Ntabo Ntaberi Sheka, fondateur et chef de la milice mai-mai Nduma Defence for Congo (NDC), s’est rendu mercredi 26 juillet à la MONUSCO à Mutongo, environ 10 km au nord de Walikale, dans la province du Nord-Kivu. Il a été transféré à Goma. Sheka est recherché depuis 2011 après avoir été l’objet d’un mandat d’arrêt délivré par la justice congolaise pour crimes contre l’humanité pour viols de masse.
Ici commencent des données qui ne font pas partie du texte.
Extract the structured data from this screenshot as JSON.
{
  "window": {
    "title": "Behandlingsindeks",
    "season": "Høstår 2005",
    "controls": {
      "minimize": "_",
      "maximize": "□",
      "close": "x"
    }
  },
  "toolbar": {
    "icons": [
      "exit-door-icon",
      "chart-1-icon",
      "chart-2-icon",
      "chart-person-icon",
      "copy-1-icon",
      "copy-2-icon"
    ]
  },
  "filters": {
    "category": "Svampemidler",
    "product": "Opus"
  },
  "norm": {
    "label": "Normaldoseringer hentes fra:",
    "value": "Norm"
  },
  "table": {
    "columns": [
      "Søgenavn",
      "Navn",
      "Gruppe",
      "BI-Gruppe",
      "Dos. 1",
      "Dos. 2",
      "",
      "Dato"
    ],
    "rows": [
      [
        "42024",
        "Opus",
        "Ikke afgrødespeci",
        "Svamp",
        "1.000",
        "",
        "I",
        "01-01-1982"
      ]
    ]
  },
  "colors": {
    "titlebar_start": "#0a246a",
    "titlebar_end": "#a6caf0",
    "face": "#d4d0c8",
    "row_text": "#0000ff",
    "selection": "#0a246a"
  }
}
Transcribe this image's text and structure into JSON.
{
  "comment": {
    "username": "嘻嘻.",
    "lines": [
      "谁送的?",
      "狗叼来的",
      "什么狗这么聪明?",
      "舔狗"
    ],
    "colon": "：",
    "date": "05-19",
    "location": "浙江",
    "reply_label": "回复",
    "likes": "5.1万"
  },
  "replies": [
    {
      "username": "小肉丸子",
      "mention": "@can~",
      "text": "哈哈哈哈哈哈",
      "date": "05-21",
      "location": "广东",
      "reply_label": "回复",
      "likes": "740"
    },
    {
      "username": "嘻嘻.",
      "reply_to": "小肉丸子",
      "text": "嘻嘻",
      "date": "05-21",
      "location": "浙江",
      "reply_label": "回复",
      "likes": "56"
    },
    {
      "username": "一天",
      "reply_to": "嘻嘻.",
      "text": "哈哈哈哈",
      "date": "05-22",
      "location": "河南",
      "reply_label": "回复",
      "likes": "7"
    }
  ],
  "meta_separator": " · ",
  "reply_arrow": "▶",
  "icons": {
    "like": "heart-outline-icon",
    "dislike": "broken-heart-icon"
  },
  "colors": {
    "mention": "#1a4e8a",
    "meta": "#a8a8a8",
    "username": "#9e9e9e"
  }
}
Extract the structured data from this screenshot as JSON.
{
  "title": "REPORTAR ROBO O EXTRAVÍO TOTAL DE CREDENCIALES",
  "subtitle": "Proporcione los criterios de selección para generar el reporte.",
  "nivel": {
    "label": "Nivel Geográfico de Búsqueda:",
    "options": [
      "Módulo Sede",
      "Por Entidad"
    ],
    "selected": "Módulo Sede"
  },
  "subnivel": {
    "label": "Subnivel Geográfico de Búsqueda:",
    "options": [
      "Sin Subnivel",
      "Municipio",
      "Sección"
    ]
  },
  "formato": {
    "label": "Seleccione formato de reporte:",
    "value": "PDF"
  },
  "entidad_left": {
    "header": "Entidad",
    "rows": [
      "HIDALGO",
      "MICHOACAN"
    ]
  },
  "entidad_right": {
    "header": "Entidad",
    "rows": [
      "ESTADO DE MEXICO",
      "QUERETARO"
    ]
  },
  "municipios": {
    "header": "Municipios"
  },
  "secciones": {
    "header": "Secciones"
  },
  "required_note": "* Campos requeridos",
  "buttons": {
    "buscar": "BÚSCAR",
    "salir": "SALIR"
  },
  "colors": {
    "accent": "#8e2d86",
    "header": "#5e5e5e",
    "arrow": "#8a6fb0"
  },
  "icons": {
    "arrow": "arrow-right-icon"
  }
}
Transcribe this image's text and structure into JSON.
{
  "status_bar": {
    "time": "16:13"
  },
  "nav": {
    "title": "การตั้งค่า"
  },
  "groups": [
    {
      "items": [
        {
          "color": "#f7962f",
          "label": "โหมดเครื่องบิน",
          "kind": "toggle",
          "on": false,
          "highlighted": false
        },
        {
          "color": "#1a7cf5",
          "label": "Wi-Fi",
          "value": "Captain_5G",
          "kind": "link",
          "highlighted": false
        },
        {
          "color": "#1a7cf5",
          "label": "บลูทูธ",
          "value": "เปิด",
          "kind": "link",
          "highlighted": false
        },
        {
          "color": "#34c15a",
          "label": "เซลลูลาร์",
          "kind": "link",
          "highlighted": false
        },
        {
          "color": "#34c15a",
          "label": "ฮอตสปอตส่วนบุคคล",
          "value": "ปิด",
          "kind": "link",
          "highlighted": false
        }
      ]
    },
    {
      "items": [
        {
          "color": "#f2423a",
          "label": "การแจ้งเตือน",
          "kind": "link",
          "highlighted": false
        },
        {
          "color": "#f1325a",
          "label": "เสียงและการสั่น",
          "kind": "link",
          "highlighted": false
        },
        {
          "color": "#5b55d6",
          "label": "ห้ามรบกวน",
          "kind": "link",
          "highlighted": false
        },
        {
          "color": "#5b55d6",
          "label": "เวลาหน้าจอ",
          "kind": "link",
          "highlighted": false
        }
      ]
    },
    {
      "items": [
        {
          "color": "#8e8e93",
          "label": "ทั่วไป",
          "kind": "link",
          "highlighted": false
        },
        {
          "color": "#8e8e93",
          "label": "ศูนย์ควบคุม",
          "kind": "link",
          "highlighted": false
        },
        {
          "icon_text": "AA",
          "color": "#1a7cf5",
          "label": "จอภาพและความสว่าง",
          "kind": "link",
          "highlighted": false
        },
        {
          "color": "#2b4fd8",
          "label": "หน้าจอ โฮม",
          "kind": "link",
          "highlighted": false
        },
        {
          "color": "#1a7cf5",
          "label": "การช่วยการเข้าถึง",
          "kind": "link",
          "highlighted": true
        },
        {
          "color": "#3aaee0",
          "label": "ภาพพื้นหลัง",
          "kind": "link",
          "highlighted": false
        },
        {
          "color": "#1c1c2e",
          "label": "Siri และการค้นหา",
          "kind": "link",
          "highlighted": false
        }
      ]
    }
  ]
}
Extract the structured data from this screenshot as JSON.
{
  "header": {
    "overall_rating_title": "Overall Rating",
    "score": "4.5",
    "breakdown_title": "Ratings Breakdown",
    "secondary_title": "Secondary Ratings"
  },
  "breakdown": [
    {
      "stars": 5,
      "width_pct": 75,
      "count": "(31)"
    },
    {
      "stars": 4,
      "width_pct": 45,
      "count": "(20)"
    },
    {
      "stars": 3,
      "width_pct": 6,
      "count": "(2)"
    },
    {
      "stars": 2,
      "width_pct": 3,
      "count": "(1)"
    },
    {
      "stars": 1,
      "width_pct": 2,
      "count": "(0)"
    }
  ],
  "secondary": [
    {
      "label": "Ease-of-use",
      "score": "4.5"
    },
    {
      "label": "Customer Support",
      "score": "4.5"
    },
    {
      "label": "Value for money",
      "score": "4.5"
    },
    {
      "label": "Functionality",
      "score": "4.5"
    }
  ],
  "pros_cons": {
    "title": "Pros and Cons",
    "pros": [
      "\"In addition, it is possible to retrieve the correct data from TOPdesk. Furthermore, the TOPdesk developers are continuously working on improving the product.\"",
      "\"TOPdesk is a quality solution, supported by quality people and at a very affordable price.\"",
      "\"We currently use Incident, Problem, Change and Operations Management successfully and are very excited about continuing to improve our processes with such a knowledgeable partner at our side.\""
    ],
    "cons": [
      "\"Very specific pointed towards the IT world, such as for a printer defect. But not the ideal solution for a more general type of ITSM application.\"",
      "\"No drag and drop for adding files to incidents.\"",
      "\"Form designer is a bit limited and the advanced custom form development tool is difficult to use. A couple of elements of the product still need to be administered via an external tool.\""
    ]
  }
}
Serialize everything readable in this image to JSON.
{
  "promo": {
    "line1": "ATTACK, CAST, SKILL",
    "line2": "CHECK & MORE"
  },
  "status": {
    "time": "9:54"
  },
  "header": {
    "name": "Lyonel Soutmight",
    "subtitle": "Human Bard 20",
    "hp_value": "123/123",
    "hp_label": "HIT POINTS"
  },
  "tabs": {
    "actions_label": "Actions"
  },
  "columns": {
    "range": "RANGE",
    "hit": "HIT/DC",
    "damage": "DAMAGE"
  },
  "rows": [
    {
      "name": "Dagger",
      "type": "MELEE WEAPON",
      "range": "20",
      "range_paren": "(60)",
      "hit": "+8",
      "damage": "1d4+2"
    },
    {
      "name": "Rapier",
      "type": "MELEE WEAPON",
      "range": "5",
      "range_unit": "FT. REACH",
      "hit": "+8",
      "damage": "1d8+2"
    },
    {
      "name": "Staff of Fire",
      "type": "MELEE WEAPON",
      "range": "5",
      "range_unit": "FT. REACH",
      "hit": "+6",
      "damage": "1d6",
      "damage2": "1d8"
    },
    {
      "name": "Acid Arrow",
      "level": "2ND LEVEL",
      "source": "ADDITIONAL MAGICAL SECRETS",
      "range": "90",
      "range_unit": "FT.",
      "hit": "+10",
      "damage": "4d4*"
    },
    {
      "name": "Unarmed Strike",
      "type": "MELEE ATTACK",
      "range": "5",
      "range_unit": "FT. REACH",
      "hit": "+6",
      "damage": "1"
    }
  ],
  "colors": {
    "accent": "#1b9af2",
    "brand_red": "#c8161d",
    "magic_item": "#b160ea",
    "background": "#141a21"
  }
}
D’après la Monusco, Ntabo Ntaberi Sheka s’est présenté de lui-même en pleine conscience et connaissance du fait qu’il est l’objet d’un mandat d’arrêt. La Mission onusienne se dit engagée à soutenir les autorités judiciaires compétentes menant des poursuites criminelles dans le cadre de violations des droits de l’homme, conformément aux règles du droit. Le chef mai-mai est-il fatigué de vivre dans la brousse ? Est-ce un engagement officieux avec les autorités de Kinshasa ? A-t-il eu des garanties pour sa sécurité ? Est-ce une mascarade ? Autant de questions que se posent plusieurs observateurs qui connaissent bien ce chef rebelle et son mouvement qui n’ont pas bonne presse dans la province du Nord-Kivu, surtout dans le territoire de Walikale.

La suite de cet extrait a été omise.